Impact of Pile–Beam–Arch Tunnel Enlargement Method on Ground Movements and Building Damage

Metro station construction in densely built urban areas often faces challenges due to limited space on the ground surface for conventional open-cut methods. In such situations, enlarging the driven shield tunnel proves to be a more viable alternative. This paper assesses the effectiveness of the Pile–Beam–Arch method for constructing metro stations by enlarging shield tunnels in areas where conventional methods are impractical. The process of tunnel enlargement involves the destruction of the existing lining and additional excavation around the tunnel, resulting in alterations to in-situ stresses and ground stability. The induced ground movements during this process can have significant impacts on nearby buildings, particularly in densely populated areas.
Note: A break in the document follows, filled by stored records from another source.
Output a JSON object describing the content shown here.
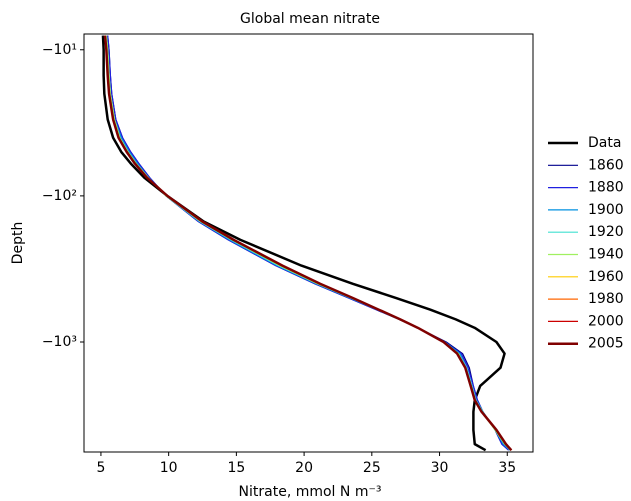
{
  "chart_data": {
    "type": "line",
    "title": "Global mean nitrate",
    "xlabel": "Nitrate, mmol N m⁻³",
    "ylabel": "Depth",
    "xlim": [
      3.75,
      36.9
    ],
    "xticks": [
      5,
      10,
      15,
      20,
      25,
      30,
      35
    ],
    "ylim": [
      -7.8,
      -5660
    ],
    "yscale": "log",
    "yticks": [
      {
        "value": -10,
        "label": "−10¹"
      },
      {
        "value": -100,
        "label": "−10²"
      },
      {
        "value": -1000,
        "label": "−10³"
      }
    ],
    "legend": "right",
    "y": [
      -8,
      -10,
      -15,
      -20,
      -30,
      -40,
      -50,
      -60,
      -75,
      -100,
      -150,
      -200,
      -300,
      -400,
      -500,
      -600,
      -700,
      -800,
      -1000,
      -1200,
      -1500,
      -2000,
      -2500,
      -3000,
      -4000,
      -5000,
      -5500
    ],
    "series": [
      {
        "name": "Data",
        "color": "#000000",
        "linewidth": 2.5,
        "values": [
          5.15,
          5.2,
          5.2,
          5.25,
          5.5,
          5.9,
          6.5,
          7.2,
          8.2,
          9.9,
          12.6,
          15.3,
          19.8,
          23.6,
          26.8,
          29.3,
          31.2,
          32.6,
          34.2,
          34.8,
          34.5,
          33.0,
          32.6,
          32.5,
          32.5,
          32.6,
          33.4
        ]
      },
      {
        "name": "1860",
        "color": "#00008b",
        "linewidth": 1.2,
        "values": [
          5.5,
          5.6,
          5.7,
          5.8,
          6.1,
          6.6,
          7.2,
          7.8,
          8.6,
          9.8,
          12.2,
          14.4,
          17.9,
          20.8,
          23.3,
          25.3,
          27.0,
          28.4,
          30.5,
          31.7,
          32.2,
          32.5,
          32.8,
          33.2,
          34.1,
          34.6,
          35.1
        ]
      },
      {
        "name": "1880",
        "color": "#2020e0",
        "linewidth": 1.2,
        "values": [
          5.5,
          5.6,
          5.7,
          5.8,
          6.1,
          6.6,
          7.2,
          7.8,
          8.6,
          9.8,
          12.2,
          14.4,
          17.9,
          20.8,
          23.3,
          25.3,
          27.0,
          28.4,
          30.4,
          31.6,
          32.1,
          32.5,
          32.8,
          33.2,
          34.1,
          34.6,
          35.1
        ]
      },
      {
        "name": "1900",
        "color": "#0090e0",
        "linewidth": 1.2,
        "values": [
          5.4,
          5.5,
          5.6,
          5.7,
          6.0,
          6.5,
          7.1,
          7.7,
          8.5,
          9.8,
          12.3,
          14.5,
          18.0,
          20.9,
          23.4,
          25.4,
          27.0,
          28.4,
          30.4,
          31.5,
          32.0,
          32.4,
          32.7,
          33.2,
          34.1,
          34.7,
          35.2
        ]
      },
      {
        "name": "1920",
        "color": "#40e0d0",
        "linewidth": 1.2,
        "values": [
          5.4,
          5.5,
          5.6,
          5.7,
          6.0,
          6.4,
          7.0,
          7.6,
          8.5,
          9.8,
          12.3,
          14.6,
          18.1,
          21.0,
          23.5,
          25.4,
          27.0,
          28.4,
          30.3,
          31.4,
          32.0,
          32.4,
          32.7,
          33.2,
          34.1,
          34.8,
          35.2
        ]
      },
      {
        "name": "1940",
        "color": "#a0f060",
        "linewidth": 1.2,
        "values": [
          5.4,
          5.5,
          5.6,
          5.7,
          6.0,
          6.4,
          7.0,
          7.6,
          8.5,
          9.8,
          12.4,
          14.7,
          18.2,
          21.0,
          23.5,
          25.4,
          27.0,
          28.4,
          30.3,
          31.4,
          31.9,
          32.3,
          32.6,
          33.1,
          34.1,
          34.8,
          35.3
        ]
      },
      {
        "name": "1960",
        "color": "#ffcc00",
        "linewidth": 1.2,
        "values": [
          5.3,
          5.4,
          5.5,
          5.6,
          5.9,
          6.3,
          6.9,
          7.5,
          8.4,
          9.9,
          12.4,
          14.7,
          18.3,
          21.1,
          23.5,
          25.5,
          27.1,
          28.4,
          30.3,
          31.3,
          31.9,
          32.3,
          32.6,
          33.1,
          34.2,
          34.9,
          35.3
        ]
      },
      {
        "name": "1980",
        "color": "#ff6600",
        "linewidth": 1.2,
        "values": [
          5.3,
          5.4,
          5.5,
          5.6,
          5.9,
          6.3,
          6.9,
          7.5,
          8.4,
          9.9,
          12.5,
          14.8,
          18.4,
          21.2,
          23.6,
          25.5,
          27.1,
          28.4,
          30.3,
          31.3,
          31.9,
          32.3,
          32.6,
          33.1,
          34.2,
          34.9,
          35.3
        ]
      },
      {
        "name": "2000",
        "color": "#cc0000",
        "linewidth": 1.2,
        "values": [
          5.3,
          5.4,
          5.5,
          5.6,
          5.9,
          6.3,
          6.9,
          7.5,
          8.4,
          9.9,
          12.5,
          14.8,
          18.4,
          21.2,
          23.6,
          25.5,
          27.1,
          28.4,
          30.3,
          31.3,
          31.9,
          32.3,
          32.6,
          33.1,
          34.2,
          34.9,
          35.3
        ]
      },
      {
        "name": "2005",
        "color": "#800000",
        "linewidth": 2.5,
        "values": [
          5.3,
          5.4,
          5.5,
          5.6,
          5.9,
          6.3,
          6.9,
          7.5,
          8.4,
          9.9,
          12.5,
          14.8,
          18.4,
          21.2,
          23.6,
          25.5,
          27.1,
          28.4,
          30.3,
          31.3,
          31.9,
          32.3,
          32.6,
          33.1,
          34.2,
          34.9,
          35.3
        ]
      }
    ]
  }
}
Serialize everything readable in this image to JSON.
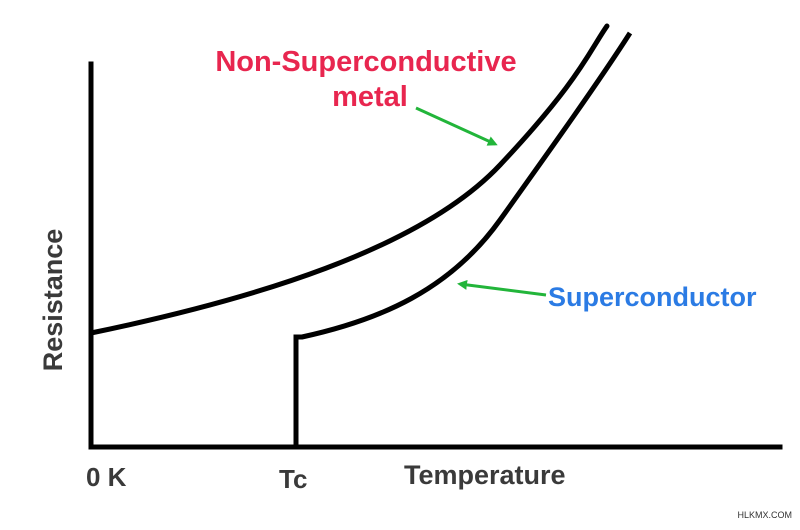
{
  "chart_data": {
    "type": "line",
    "xlabel": "Temperature",
    "ylabel": "Resistance",
    "x_ticks": [
      "0 K",
      "Tc"
    ],
    "grid": false,
    "legend": "none",
    "series": [
      {
        "label": "Non-Superconductive\nmetal",
        "label_color": "#e8264f"
      },
      {
        "label": "Superconductor",
        "label_color": "#2b7be4"
      }
    ],
    "arrow_color": "#22b53a",
    "axis_color": "#000000"
  },
  "watermark": "HLKMX.COM"
}
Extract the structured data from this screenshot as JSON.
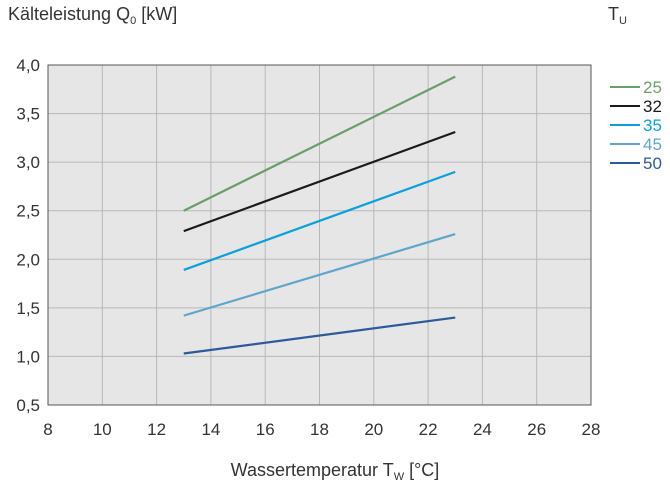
{
  "title": {
    "main": "Kälteleistung Q",
    "sub": "0",
    "unit": " [kW]"
  },
  "legend_title": {
    "main": "T",
    "sub": "U"
  },
  "xlabel": {
    "main": "Wassertemperatur T",
    "sub": "W",
    "unit": " [°C]"
  },
  "chart_data": {
    "type": "line",
    "xlim": [
      8,
      28
    ],
    "ylim": [
      0.5,
      4.0
    ],
    "x_ticks": [
      "8",
      "10",
      "12",
      "14",
      "16",
      "18",
      "20",
      "22",
      "24",
      "26",
      "28"
    ],
    "y_ticks": [
      "4,0",
      "3,5",
      "3,0",
      "2,5",
      "2,0",
      "1,5",
      "1,0",
      "0,5"
    ],
    "grid": true,
    "legend_position": "right",
    "series": [
      {
        "name": "25",
        "color": "#6a9e6a",
        "x": [
          13,
          23
        ],
        "y": [
          2.5,
          3.88
        ]
      },
      {
        "name": "32",
        "color": "#1a1a1a",
        "x": [
          13,
          23
        ],
        "y": [
          2.29,
          3.31
        ]
      },
      {
        "name": "35",
        "color": "#0aa0de",
        "x": [
          13,
          23
        ],
        "y": [
          1.89,
          2.9
        ]
      },
      {
        "name": "45",
        "color": "#5ea6cc",
        "x": [
          13,
          23
        ],
        "y": [
          1.42,
          2.26
        ]
      },
      {
        "name": "50",
        "color": "#2d5a9a",
        "x": [
          13,
          23
        ],
        "y": [
          1.03,
          1.4
        ]
      }
    ]
  }
}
To address this concern, our research focuses on analyzing the ground movements resulting from tunnel enlargement and evaluating their effects on adjacent buildings. Using a three-dimensional numerical analysis based on finite-difference FLAC 3D, we conducted a comprehensive study to assess the safety of the Pile–Beam–Arch tunnel enlargement method concerning adjacent structures in urban areas. The study revealed that the maximum horizontal displacement on the ground surface occurs at a distance of 1.6 times the diameter of the tunnel. This amount of displacement can potentially cause tension cracks in buildings within this vicinity. This indicates that the primary mode of damage in this location is the lateral displacement of the ground transmitted to the foundation and structure. In accordance with Boscardin and Cording diagrams, this critical distance emerges as a pivotal consideration for the safety and stability of urban buildings during the tunnel enlargement process.